Whilst Cardinal Keith O’Brien’s worldview is difficult for many people to understand and relate to, as far as he is concerned (and there are many others who will completely agree with him), it is fully justifiable in terms of the particular spiritual outlook and deeply religious way of life in which he is immersed.

To an extent he has a point when he argues that ‘marriage’ is a religious as well as legal concept and that no Government has the right to interfere with its original meaning as defined by the Church.

However, where I think Cardinal Keith O’Brien goes wrong is that he argues as if legalising same sex marriage would be an unmitigated disaster. He presents his argument in a manner that is more likely to alienate people, than convince them of the necessity of his religious point of view.

He argues quite aggressively and dogmatically that the Government is trying to dismantle the concept of marriage to the detriment of society. But the patterns of human relationships he is most worried about, and which form part of the fabric of our society today, have always been there; it is just that government bodies, religious groups and social institutions have been shamefully slow in acknowledging and respecting that fact.

So it is not that the Government is trying to dismantle a concept; it is that the Government is simply trying to recognise that sometimes life is just not like that, and is actually trying to catch up with the way many people want to live their lives.

Many different types of relationship exist in society. Our willingness to recognise such differences in the public domain has improved slowly over time, to the extent that recognising a conceptual shift is now inevitable, and clearly not going to have the destabilising effect Cardinal Keith O’Brien fears.

Concepts are tools we use in making sense of our experiences. They shape our understanding of the world in which we live and are partly constitutive of the various relationships we form with each other.
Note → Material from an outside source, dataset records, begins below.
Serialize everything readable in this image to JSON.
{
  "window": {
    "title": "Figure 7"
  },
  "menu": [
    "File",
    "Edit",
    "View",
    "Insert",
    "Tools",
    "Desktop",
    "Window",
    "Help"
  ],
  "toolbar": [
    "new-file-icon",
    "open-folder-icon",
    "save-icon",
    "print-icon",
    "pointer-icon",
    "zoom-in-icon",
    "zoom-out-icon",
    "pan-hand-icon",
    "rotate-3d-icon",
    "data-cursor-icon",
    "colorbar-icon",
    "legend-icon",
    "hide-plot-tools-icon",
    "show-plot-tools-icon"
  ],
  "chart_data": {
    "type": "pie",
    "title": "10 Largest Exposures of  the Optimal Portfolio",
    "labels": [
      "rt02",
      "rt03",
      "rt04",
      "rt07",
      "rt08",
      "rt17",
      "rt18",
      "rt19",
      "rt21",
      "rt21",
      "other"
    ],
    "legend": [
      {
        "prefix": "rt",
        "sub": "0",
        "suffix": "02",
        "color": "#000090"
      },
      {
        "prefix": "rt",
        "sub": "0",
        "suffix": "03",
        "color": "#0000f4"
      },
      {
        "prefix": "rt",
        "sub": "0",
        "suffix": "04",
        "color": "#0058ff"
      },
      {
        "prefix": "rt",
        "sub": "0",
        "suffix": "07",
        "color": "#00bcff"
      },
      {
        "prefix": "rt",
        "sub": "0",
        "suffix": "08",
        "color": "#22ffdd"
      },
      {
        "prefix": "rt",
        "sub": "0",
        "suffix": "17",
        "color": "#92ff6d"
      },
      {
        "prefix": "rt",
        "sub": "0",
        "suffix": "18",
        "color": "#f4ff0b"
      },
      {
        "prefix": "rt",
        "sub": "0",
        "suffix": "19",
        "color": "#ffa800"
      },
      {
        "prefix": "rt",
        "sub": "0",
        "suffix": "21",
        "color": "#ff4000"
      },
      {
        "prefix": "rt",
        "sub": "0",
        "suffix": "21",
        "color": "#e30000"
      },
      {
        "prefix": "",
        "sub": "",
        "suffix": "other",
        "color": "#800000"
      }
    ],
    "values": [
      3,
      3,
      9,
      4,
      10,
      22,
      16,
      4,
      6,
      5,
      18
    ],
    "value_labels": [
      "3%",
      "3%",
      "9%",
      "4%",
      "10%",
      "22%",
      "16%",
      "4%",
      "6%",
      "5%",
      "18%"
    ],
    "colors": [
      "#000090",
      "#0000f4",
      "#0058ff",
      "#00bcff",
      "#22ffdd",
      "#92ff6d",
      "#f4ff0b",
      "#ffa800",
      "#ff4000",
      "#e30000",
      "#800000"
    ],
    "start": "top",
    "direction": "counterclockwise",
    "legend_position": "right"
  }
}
To a large extent, the concepts we use in making sense of our position in the world, and in making sense of the people around us, define what we understand as reality. Concepts evolve, their use evolves, and the definition of the reality they create for us necessarily evolves at the same time.

In redefining the concept of marriage, we may well be redefining reality as Cardinal Keith O’Brien puts it. But perhaps if we did this, we would finally achieve the correct level of intellectual and emotional honesty, in which our concepts are used in accordance with the way in which many people, including some members of the Catholic Church, want to live their lives today.